There is one of him with his arms around her in December. Again,
I thought they stopped talking before then.
I see they have a few more pictures together and I get bothered. I DONT KNOW WHY- this happened before me and him got together. Fitness is a sweetheart but he isn't a sight for sore eyes (shit I am going to get in some karma fuck up for writing that)...

This isn't like me.
I did the only thing I thought would stop me from temptation of looking on.
I removed him as my friend.





---LATER ON THAT NIGHT---

Fitness works all day, so the only time we get to really speak is at night when he gets home from work. In very casual conversation (and I mean very casual) Facebook came up- this was the perfect opportunity to let him know without making it a big deal.
I told him.
It was a big deal.
Fitness: so you mean I can't go onto MY GIRLFRIENDS page?

IMWIR: nope.



Fitness: I don't understand. What happened?

IMWIR: I saw pictures of you and Crazy co-wo and got a little bothered. I knew there were more and I didn't want to get tempted to see them. The only way to make sure I didn't was to remove you. So for the time being I removed you.
Fitness is quiet for a while...
IMWIR: are you okay?
Fitness: I am untagging myself from all of these pictures. (The pictures weren't put up by hi,- they were put up by Crazy co-wo and his sister- Facebook addicts, you know how the system works)
IMWIR: oh jesus.
Fitness: I in no way want to make you feel uncomfortable.
IMWIR: Fitness you don't have to alter your FACEBOOK page because of me.
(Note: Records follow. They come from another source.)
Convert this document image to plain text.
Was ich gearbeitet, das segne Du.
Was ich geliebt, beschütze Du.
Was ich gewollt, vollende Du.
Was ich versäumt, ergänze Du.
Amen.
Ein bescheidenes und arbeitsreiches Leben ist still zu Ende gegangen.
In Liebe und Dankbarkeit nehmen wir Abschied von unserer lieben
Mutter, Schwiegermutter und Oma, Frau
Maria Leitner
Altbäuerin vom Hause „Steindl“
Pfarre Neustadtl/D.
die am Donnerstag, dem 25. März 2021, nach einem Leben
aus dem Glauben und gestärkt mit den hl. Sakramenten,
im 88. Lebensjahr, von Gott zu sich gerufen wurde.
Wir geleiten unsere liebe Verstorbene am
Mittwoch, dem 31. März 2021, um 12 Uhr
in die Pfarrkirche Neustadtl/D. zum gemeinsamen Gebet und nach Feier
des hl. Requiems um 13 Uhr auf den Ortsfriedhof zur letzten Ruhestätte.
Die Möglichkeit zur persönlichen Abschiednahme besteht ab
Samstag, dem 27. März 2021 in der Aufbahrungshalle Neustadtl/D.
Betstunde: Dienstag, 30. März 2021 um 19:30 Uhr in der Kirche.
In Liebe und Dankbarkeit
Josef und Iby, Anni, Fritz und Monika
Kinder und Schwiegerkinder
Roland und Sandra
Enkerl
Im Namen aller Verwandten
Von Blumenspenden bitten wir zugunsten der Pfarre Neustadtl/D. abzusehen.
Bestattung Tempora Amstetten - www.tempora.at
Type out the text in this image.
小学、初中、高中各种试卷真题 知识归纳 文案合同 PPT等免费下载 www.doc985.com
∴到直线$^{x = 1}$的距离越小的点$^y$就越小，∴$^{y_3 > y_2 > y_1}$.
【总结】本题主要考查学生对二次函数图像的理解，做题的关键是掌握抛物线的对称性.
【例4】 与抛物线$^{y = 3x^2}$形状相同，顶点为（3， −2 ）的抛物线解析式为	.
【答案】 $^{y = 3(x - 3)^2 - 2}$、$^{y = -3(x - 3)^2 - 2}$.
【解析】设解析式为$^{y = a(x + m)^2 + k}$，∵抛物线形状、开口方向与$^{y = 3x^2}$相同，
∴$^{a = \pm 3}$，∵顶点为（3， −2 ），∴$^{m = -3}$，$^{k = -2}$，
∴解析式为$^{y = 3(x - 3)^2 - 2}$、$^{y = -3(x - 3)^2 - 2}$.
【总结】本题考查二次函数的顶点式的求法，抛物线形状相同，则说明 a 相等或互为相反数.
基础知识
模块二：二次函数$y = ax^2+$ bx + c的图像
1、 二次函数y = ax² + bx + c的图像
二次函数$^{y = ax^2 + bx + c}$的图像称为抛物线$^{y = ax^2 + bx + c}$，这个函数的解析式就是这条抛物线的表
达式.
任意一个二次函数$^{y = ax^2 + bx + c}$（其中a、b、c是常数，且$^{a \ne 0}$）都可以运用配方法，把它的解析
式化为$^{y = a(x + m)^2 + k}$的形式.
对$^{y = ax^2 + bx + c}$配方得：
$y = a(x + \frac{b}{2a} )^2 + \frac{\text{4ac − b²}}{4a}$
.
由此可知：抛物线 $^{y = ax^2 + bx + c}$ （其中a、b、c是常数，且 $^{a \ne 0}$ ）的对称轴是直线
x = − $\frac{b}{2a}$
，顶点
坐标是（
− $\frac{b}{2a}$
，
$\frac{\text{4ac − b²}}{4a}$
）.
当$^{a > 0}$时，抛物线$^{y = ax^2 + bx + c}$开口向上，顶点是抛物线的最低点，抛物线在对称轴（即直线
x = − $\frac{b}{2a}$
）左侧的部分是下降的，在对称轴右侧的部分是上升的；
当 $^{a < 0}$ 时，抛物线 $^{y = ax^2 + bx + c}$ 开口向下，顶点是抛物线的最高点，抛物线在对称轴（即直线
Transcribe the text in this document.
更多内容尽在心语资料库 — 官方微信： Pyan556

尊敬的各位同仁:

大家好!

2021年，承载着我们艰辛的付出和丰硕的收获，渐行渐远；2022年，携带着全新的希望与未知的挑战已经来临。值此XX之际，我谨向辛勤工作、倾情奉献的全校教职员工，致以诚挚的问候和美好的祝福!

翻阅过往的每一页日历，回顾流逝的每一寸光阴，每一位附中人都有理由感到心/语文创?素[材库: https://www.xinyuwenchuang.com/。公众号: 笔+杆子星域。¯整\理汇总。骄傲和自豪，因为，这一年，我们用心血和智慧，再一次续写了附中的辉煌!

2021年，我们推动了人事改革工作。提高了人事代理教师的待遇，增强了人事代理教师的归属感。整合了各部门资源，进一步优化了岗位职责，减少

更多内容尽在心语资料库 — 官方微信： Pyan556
Its facebook, that shit happened before me. I am just avoiding having to walk around upset because I saw a picture. When I am ready to handle that I'll let you know.
Fitness: like I wonder when were you going to tell me? If it didn't come up in this
conversation was I just going to click on your name and see that I can't go on it? I can't believe I am having a discussion about FACEBOOK.
IMWIR: noooo. I just didn't want it to be a big deal so I treat it as such. If I interrupt you at work to let you know I removed you from Facebook and WHY that would be me giving it importance.
Fitness: I can understand where you are coming from, when I used to see pictures of you and the Ex Fiance I used to get bothered...Excuse the big deal I made about it. I am so in love that I have become super sensitive to things. I feel like a girl.
(Disclaimer: these conversations I type are not word for word unless otherwise stated).